Confirm in your response that, to the extent you do track expenses by program in the future, you will separately disclose the amount of such expenses by program.

Response to Comment No. 3:

The Company respectfully acknowledges the Staff’s comment and advises the Staff that it has revised the disclosures on pages 43, 44, 45, and 46 of Amendment No. 2 in response to the Staff’s comment to provide a breakdown by type or nature of expense for each period presented and to clarify that the term “strategic reprioritization” is being used to describe the shift in the Company’s focus following the Merger to devote substantially all of its resources and efforts to developing its mRNA-based therapies for the treatment of autoimmune diseases.

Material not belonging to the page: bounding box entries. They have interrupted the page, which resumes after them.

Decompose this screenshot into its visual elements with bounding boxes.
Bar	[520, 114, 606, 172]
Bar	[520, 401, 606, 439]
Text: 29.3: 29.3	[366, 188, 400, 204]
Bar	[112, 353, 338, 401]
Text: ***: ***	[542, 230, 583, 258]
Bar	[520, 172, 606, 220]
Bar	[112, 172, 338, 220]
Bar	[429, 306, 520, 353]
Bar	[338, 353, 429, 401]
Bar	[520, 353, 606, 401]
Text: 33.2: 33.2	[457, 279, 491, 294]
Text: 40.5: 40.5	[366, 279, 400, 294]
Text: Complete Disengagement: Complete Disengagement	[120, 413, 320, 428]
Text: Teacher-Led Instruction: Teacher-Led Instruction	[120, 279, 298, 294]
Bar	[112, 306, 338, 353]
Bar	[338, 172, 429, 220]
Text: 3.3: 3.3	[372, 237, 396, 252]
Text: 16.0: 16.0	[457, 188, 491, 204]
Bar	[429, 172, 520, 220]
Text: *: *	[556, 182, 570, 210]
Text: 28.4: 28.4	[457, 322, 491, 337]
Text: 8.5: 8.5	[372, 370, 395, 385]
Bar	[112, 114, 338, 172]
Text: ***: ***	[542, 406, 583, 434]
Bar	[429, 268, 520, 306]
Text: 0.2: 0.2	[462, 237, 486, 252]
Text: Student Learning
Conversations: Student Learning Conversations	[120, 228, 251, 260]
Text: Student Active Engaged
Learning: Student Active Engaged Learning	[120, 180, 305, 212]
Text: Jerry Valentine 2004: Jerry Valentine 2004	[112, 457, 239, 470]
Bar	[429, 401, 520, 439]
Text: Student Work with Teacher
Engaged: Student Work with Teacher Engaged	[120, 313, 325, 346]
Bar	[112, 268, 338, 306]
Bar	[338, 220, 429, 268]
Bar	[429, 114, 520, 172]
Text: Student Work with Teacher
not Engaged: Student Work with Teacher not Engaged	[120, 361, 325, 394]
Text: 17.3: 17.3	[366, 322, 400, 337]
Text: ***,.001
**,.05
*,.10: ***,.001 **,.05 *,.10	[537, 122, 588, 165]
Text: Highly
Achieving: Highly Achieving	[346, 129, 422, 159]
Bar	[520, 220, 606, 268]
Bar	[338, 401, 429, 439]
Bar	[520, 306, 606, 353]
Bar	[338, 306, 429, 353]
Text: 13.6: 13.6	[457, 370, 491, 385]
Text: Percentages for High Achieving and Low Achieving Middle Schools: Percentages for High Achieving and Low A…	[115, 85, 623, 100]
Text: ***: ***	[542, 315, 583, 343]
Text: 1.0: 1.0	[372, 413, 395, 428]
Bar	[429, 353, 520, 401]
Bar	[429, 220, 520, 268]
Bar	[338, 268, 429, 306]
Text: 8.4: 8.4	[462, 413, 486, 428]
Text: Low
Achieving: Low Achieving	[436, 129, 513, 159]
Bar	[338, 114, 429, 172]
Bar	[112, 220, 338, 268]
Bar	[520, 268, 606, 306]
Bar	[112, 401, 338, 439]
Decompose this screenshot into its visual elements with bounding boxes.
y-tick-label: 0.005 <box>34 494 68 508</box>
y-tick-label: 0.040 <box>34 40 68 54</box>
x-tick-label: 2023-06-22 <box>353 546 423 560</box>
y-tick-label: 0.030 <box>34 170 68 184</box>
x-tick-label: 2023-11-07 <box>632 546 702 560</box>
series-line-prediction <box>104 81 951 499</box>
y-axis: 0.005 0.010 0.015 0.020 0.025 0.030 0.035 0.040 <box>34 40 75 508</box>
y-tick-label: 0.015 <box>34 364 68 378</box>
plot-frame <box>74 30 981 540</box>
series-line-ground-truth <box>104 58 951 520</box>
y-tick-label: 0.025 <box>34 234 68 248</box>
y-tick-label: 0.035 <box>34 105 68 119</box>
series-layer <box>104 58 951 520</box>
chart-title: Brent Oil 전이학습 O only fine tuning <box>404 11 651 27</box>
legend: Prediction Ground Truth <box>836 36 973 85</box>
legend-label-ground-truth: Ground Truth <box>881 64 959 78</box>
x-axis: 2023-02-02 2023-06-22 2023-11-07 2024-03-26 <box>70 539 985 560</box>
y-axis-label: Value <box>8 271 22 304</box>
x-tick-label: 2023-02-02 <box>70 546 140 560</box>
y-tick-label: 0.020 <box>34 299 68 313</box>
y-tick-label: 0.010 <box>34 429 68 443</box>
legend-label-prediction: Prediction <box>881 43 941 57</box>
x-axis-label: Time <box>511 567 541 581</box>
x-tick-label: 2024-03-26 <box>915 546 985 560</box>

The Company confirms that, to the extent it begins tracking expenses by program in the future, it intends to separately disclose the amount of such expenses by program.

Business

Clinical Development, page 62


4.
We note disclosure in this section stating that adverse events observed in your clinical trial of Descartes-08 were “transient and mostly mild.” We also note that the table on page 64 indicates that three of the adverse events observed were reported as Serious Adverse Events. Please revise the narrative disclosure appearing in this section to clearly disclose the number of Serious Adverse Events observed in your clinical trials of Descartes-08.

Response to Comment No. 4:

The Company respectfully acknowledges the Staff’s comment and advises the Staff that it has revised the disclosures on pages 61 and 65 of Amendment No. 2 in response to the Staff’s comment to clearly disclose the number of serious adverse events observed in its clinical trials of Descartes-08.

We thank the Staff for their review and comments on Amendment No. 1 to the Registration Statement. We acknowledge that it is the responsibility of the Company and its management to provide adequate and accurate disclosures in its filings.

We are committed to cooperating with the Staff and providing any additional information or clarification as needed. We respectfully request that the Staff inform us of any further comments or questions, or if the Staff is satisfied with our responses and has no further comments.

If you have any questions or need any additional information, please contact me at 617-603-8815 or sgriffiths@cov.com.

 
Sincerely,
   
 
/s/ Sarah C. Griffiths
 
Sarah C. Griffiths
 
Covington & Burling LLP

cc:
Carsten Brunn, Cartesian Therapeutics, Inc.
 
Blaine Davis, Cartesian Therapeutics, Inc.
 
Matthew Bartholomae, Cartesian Therapeutics, Inc.